ストーンメルテッド ~すべての真実~
残り……04:21分
 太陽の日差しが強く当たり、カサカサに乾ききった土の上。そこに、目を細めて微かな風に白い毛をなびかせていたのは他ならぬ犬神だった。体が熱くなったのを感じると、大きくあくびをした。愛らしい顔にしてギャップを感じる、狼のような鋭い牙が全て顕になった。
 そして、寝返りをしようとした時である。微かだった風は、一瞬、強風となりイヴは片方の目を閉じた。
 もう片方の目の先に、いつもと違う真剣な表情を浮かべ、足を浮かせたような足取りで駆け走る男がいた。
イヴは、この男がカゲンだと直ぐにみとめると、寝返りをすることを辞めて立ち上がった。
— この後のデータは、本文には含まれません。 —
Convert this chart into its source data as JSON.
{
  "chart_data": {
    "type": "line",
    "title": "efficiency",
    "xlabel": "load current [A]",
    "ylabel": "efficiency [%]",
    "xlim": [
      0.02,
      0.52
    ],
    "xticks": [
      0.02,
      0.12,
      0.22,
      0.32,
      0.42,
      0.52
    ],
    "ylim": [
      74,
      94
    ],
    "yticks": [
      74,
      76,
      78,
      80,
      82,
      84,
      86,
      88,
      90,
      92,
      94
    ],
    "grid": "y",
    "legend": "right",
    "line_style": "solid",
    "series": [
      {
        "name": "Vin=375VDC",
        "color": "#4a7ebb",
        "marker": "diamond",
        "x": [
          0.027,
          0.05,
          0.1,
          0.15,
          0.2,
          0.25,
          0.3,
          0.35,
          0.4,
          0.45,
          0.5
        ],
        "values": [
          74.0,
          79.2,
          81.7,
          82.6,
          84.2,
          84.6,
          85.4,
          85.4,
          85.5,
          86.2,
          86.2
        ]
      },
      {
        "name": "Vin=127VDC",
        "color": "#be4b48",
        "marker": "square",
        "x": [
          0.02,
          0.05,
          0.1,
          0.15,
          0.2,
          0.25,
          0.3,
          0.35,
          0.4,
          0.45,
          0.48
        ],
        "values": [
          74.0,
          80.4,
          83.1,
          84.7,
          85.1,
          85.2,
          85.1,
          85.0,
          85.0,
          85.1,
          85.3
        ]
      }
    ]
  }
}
 彼は、論なく、辺りの景色が薄汚く汚れている中を突っ走っていた。夢中に突っ走っていると、足が浮いたような感覚に襲われる。
 ジュノが最後にいた、アラハバキの鉄の家へ向かう。何があったのか、彼女は話さなかった。
 辺りは、他国からわざわざやって来た物作りの神や、修復の神の手により、工事が進んでいる様子だろうが、その姿に目を呉れる程の余裕は全くなかった。
 忙しなく働く彼らの声は、様々な声が入り混じり全く聞き取ることが出来ない。
かなりの量の神がいるのか、結構な仕事の量に追われているのか。

 足を止めず突き進めば、先ほどの、騒々しい声は全く届かなくなっていた。
 目の先を見れば、厄介な鉄の塊で出来上がった廃墟が佇んでいる。直ぐに駆けて行き足を止めると、クレイジーな奴が作り上げたこの家を見た。
 そして、一つ、気が付いた。
 これ程の頑丈な鉄で家を作ったのには、変人ならではの頭脳で、考えがあったのだろう。絶対にどんなことが起ころうと、この鉄の家は壊すことが出来ない。
 この、アラハバキの考えは、風変わりだ。平和なアムール国で、ここまで頑丈な家に住んでいたのは、アラハバキだけだろうから。
どうやら奴は、余程の臆病者らしい。

 しかし、ジュノをここへ連れてきた者は、驚く程に勘が鋭いのか、それとも、わざわざ、このように頑丈に出来上がった廃墟を場所に選ぶとなると、闇の精霊達の封印を解いた犯人である可能性は大いに有りそうだ。